The first black woman to serve as secretary of state is Condoleezza Rice
An uplifting tale of triumph over hardship, Condoleezza Rice rose from poverty and segregation in the South to become the highest-ranking American diplomat. Her life exemplifies the power of determination, perseverance, and education in achieving one's goals and achieving one's dreams. For future generations of leaders, especially women and people of color, Rice's example has paved the route to the highest offices in American politics.
Foreword: Condoleezza Rice made history as the first African-American woman to hold the position of U.S. Secretary of State. The fact that she was able to rise from the segregated conditions of 1950s Alabama to the position of U.S. ambassador to the United Nations is a powerful testimonial to her fortitude, intelligence, and leadership.
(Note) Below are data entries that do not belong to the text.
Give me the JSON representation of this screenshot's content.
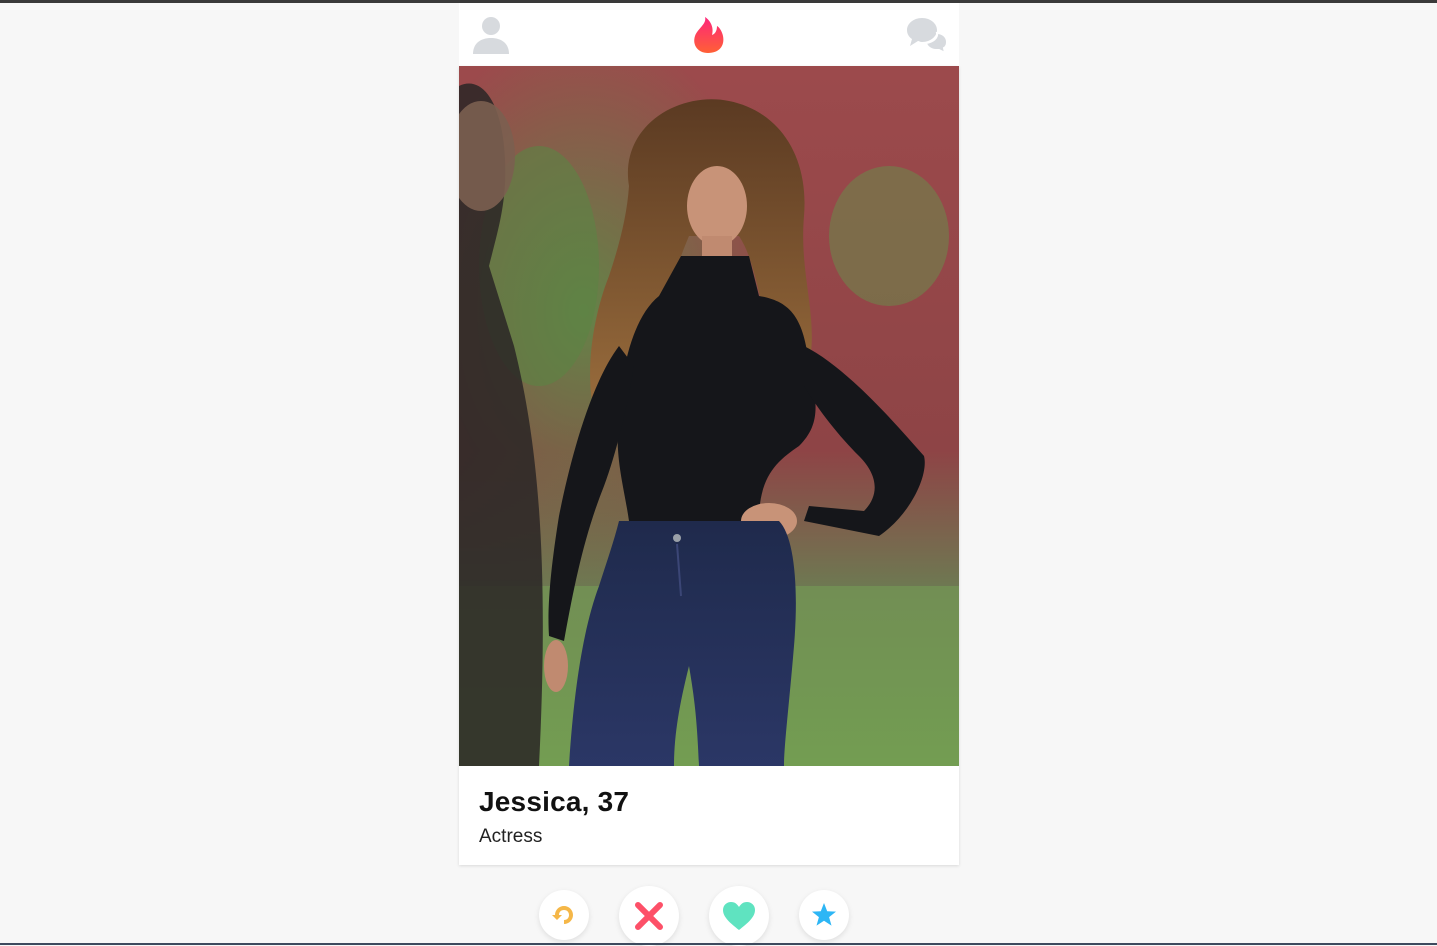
{
  "header": {
    "profile_icon": "person-icon",
    "logo_icon": "flame-icon",
    "messages_icon": "chat-bubbles-icon"
  },
  "profile": {
    "name": "Jessica",
    "age": "37",
    "name_age": "Jessica, 37",
    "job": "Actress"
  },
  "actions": {
    "rewind_icon": "rewind-icon",
    "nope_icon": "x-icon",
    "like_icon": "heart-icon",
    "superlike_icon": "star-icon"
  },
  "colors": {
    "flame_top": "#fd5068",
    "flame_bottom": "#ff6036",
    "rewind": "#f5b748",
    "nope": "#fd5068",
    "like": "#5fe3c0",
    "superlike": "#2db6f5",
    "muted_icon": "#d7dade",
    "background": "#f7f7f7"
  }
}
Born in Birmingham, Alabama in 1954, Rice witnessed the evils of the Jim Crow South firsthand. Her parents, however, instilled in her a firm faith in the transformative potential of a good education. Rice started college at age 15 and went on to get a doctorate in political science from the University of Denver.
Rice's scholarly career, especially her knowledge of Soviet and East European affairs, prepared the door for her to enter politics. She was Director and then Senior Director of Soviet and East European Affairs at the National Security Council and Special Assistant to the President for National Security Affairs during the presidency of George H.W. Bush.
Her biggest break came when George W. Bush appointed her to replace Colin Powell as Secretary of State in 2005. Rice, in her role as U.S. top diplomat, oversaw complex international situations, including the Iraq and Afghanistan wars, nuclear threats from North Korea and Iran, and the ongoing strife in the Middle East.
Rice made history as the first Black woman to serve as Secretary of State, but her legacy and influence go far beyond that accomplishment. The term "transformational diplomacy" came to characterize her unwavering commitment to advocating for democratic values on a global scale. During some of the most turbulent years in American foreign policy in the early 21st century, she was a key figure.